Tizi-Ouzou - A la une

Djamel Bendedouche offre une guillotine à la maison de la culture de Tizi Ouzou



Le réalisateur Djamel Bendeddouche a fait don d'une réplique de guillotine qui a été utilisée dans le tournage du film Arezki l'indigène (2007), à la direction de la culture de Tizi Ouzou.
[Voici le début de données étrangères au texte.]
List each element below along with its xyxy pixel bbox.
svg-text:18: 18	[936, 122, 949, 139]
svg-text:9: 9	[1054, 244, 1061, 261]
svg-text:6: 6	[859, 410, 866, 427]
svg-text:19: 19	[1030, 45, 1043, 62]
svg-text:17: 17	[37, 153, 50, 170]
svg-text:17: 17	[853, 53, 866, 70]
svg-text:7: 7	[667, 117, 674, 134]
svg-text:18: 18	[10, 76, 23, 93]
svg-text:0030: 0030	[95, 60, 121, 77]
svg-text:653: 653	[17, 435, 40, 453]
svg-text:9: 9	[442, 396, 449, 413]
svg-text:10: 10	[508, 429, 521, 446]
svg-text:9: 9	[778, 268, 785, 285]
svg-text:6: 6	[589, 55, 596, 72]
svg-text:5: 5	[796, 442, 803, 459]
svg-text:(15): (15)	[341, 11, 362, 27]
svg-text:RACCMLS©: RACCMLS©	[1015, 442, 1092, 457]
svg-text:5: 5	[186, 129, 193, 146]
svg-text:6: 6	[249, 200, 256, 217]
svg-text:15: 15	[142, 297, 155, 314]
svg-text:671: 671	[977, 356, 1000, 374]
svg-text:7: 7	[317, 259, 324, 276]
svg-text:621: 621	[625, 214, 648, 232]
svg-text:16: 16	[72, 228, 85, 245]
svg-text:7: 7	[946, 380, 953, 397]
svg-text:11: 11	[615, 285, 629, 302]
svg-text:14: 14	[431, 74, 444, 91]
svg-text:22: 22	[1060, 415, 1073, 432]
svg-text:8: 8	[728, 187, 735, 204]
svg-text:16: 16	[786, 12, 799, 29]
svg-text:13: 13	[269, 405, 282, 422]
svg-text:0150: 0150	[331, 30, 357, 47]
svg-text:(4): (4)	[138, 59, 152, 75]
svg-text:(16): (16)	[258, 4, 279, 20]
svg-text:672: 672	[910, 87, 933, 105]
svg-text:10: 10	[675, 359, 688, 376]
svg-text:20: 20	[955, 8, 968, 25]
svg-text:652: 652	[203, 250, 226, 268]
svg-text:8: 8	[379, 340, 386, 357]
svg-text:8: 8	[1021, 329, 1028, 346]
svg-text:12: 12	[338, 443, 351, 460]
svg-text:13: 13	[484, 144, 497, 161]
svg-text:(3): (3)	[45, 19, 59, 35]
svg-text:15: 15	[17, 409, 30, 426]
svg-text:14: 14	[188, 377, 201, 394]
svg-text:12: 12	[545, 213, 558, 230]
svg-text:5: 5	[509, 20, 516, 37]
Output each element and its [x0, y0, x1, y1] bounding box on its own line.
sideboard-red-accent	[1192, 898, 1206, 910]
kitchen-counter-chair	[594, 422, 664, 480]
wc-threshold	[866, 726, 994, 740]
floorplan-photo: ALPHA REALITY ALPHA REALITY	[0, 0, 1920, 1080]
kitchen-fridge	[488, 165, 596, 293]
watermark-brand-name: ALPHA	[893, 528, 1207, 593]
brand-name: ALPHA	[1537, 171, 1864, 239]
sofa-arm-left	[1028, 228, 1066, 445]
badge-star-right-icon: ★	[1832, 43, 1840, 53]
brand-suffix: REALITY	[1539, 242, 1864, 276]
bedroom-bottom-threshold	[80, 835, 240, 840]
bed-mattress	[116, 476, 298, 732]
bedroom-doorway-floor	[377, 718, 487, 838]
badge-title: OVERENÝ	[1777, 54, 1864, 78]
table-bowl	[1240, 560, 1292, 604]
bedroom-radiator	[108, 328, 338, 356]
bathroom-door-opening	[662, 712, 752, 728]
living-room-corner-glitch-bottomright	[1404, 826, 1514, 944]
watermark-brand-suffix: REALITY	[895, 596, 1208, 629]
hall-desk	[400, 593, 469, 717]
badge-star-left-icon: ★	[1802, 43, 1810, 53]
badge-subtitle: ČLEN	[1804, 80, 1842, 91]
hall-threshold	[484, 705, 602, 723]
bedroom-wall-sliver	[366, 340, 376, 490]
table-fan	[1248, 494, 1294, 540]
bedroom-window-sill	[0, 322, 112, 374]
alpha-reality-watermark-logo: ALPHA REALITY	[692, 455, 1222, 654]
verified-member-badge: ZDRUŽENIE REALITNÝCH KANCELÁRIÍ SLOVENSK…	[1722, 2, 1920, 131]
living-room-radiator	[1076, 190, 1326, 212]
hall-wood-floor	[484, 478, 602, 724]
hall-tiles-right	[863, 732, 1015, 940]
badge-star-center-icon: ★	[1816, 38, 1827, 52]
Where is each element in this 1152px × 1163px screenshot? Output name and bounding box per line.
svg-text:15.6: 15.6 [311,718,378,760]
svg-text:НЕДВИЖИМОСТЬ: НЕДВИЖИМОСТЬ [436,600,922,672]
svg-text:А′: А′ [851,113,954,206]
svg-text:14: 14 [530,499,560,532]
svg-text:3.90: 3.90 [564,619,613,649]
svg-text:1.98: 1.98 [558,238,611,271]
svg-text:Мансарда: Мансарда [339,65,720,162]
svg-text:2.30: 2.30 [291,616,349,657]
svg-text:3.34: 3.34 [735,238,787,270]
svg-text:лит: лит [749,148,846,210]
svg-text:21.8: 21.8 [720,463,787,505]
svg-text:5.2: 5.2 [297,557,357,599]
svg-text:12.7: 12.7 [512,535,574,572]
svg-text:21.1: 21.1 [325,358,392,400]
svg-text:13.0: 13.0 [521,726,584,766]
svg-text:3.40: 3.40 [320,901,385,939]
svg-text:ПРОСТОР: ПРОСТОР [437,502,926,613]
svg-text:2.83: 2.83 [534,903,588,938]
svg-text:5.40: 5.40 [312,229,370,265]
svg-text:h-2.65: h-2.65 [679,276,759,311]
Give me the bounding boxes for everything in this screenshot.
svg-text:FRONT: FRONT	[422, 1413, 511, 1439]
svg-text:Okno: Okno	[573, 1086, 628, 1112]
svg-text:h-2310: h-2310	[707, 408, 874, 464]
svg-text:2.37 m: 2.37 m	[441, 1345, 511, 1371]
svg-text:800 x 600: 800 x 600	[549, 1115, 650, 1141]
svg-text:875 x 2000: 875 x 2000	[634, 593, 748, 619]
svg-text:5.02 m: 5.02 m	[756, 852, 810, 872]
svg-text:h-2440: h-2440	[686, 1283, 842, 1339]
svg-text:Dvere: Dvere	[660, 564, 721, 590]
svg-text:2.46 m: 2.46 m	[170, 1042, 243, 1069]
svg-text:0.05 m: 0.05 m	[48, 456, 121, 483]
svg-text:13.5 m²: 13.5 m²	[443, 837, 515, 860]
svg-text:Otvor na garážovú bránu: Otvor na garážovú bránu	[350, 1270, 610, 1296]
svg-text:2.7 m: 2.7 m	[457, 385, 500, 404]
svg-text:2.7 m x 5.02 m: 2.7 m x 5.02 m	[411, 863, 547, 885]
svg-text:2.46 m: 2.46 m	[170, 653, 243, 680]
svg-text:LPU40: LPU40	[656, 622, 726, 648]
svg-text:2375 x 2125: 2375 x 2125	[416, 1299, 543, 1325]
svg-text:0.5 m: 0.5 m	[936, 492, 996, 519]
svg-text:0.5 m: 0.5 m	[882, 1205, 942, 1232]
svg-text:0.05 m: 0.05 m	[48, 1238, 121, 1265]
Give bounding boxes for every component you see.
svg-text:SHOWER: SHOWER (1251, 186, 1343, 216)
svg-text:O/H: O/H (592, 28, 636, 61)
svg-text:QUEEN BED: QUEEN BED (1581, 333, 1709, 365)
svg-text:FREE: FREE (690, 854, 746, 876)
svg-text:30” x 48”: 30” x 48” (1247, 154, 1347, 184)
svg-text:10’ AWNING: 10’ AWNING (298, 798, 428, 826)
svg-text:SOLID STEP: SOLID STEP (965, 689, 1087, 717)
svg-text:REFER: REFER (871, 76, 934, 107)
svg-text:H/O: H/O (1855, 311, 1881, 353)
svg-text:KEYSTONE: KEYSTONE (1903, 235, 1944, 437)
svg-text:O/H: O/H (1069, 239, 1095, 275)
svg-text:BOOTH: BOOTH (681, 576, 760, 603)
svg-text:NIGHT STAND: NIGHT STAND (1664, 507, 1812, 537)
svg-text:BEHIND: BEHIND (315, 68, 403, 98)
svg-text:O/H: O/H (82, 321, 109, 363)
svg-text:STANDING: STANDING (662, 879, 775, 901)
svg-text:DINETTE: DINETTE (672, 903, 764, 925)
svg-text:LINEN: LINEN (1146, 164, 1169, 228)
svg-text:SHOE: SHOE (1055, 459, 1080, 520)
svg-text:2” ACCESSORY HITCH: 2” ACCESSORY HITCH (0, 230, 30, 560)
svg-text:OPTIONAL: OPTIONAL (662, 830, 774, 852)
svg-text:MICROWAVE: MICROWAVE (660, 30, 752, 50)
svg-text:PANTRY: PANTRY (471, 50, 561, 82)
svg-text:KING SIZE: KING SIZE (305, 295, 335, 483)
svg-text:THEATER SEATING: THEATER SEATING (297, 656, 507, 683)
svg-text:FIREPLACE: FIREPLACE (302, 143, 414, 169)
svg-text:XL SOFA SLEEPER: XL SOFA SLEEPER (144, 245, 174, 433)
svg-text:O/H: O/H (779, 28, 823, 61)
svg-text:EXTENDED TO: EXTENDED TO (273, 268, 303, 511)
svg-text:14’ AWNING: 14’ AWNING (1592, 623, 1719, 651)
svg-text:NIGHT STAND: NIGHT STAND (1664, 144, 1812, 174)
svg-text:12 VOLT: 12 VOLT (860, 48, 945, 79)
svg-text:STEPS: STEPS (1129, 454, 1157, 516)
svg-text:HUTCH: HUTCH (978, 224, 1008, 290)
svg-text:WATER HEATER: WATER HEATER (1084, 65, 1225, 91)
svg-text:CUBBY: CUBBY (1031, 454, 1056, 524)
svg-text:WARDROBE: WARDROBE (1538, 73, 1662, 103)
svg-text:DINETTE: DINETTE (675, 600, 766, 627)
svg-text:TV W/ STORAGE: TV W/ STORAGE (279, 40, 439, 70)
Cet objet d'art a été installé à l'entrée est de la maison de la culture Mouloud-Mammeri, à côté de la maison traditionnelle Tazka, qui est un prototype de maison kabyle qui orne cet édifice culturel.À l'occasion d'une cérémonie solennelle, le célèbre cinéaste a expliqué qu'"il s'agit là d'un prototype de cet ?engin de la mort', appelé à l'époque la faucheuse, utilisé par l'armée française dans l'exécution d'Arezki El-Bachir en 1895 sur la place centrale de Azazga et qui a servi dans le film Arezki l'indigène".
Le réalisateur a entre autres précisé que "cette guillotine a été fabriquée spécialement pour la réalisation du film Arezki l'indigène. Nous avons essayé de fabriquer une copie très proche de l'original qui se trouve actuellement à la prison de Serkadji à Alger, et on s'est dit que cette copie doit être installée à Tizi Ouzou. Je profite de cette occasion pour réaliser un v?u, celui de voir des réalisateurs de films historiques faire don de ce genre d'accessoires à la maison de la culture et d'en faire, pourquoi pas, un musée". Tout en concluant : "Quand je viens me ressourcer dans les montagnes de Kabylie, j'ai toujours envie de réaliser plein d'images !"
Pour sa part, la directrice de la culture Nabila Goumeziane a salué le réalisateur pour "ce qu'il a donné au cinéma algérien mais aussi pour ce don que nous installons aujourd'hui, lors de cette date symbolique marquant la célébration du 38e anniversaire du printemps berbère, dans l'enceinte de la maison de la culture. Le film Arezki l'indigène reste un film mythique dédié à un personnage historique qui a marqué notre histoire et qui rappelle les atrocités et les exactions vécues par le peuple algérien durant cette douloureuse période coloniale". L'oratrice précisera par ailleurs qu'"il s'agit d'un accessoire de film et j'espère qu'il y aura d'autres dons d'objets d'art qui ont servi dans des films à récupérer afin d'en faire, ici même, en ce lieu de mémoire qu'est la maison de la culture Mouloud-Mammeri, un musée du cinéma amazigh, notamment avec l'ouverture prochaine du grand musée de Tizi Ouzou qui devrait aussi accueillir ce genre d'objets historiques". Enfin, il est à souligner que cette belle cérémonie a été clôturée par la projection du fameux film Arezki l'indigène à la petite salle de la maison de la culture Mouloud-Mammeri.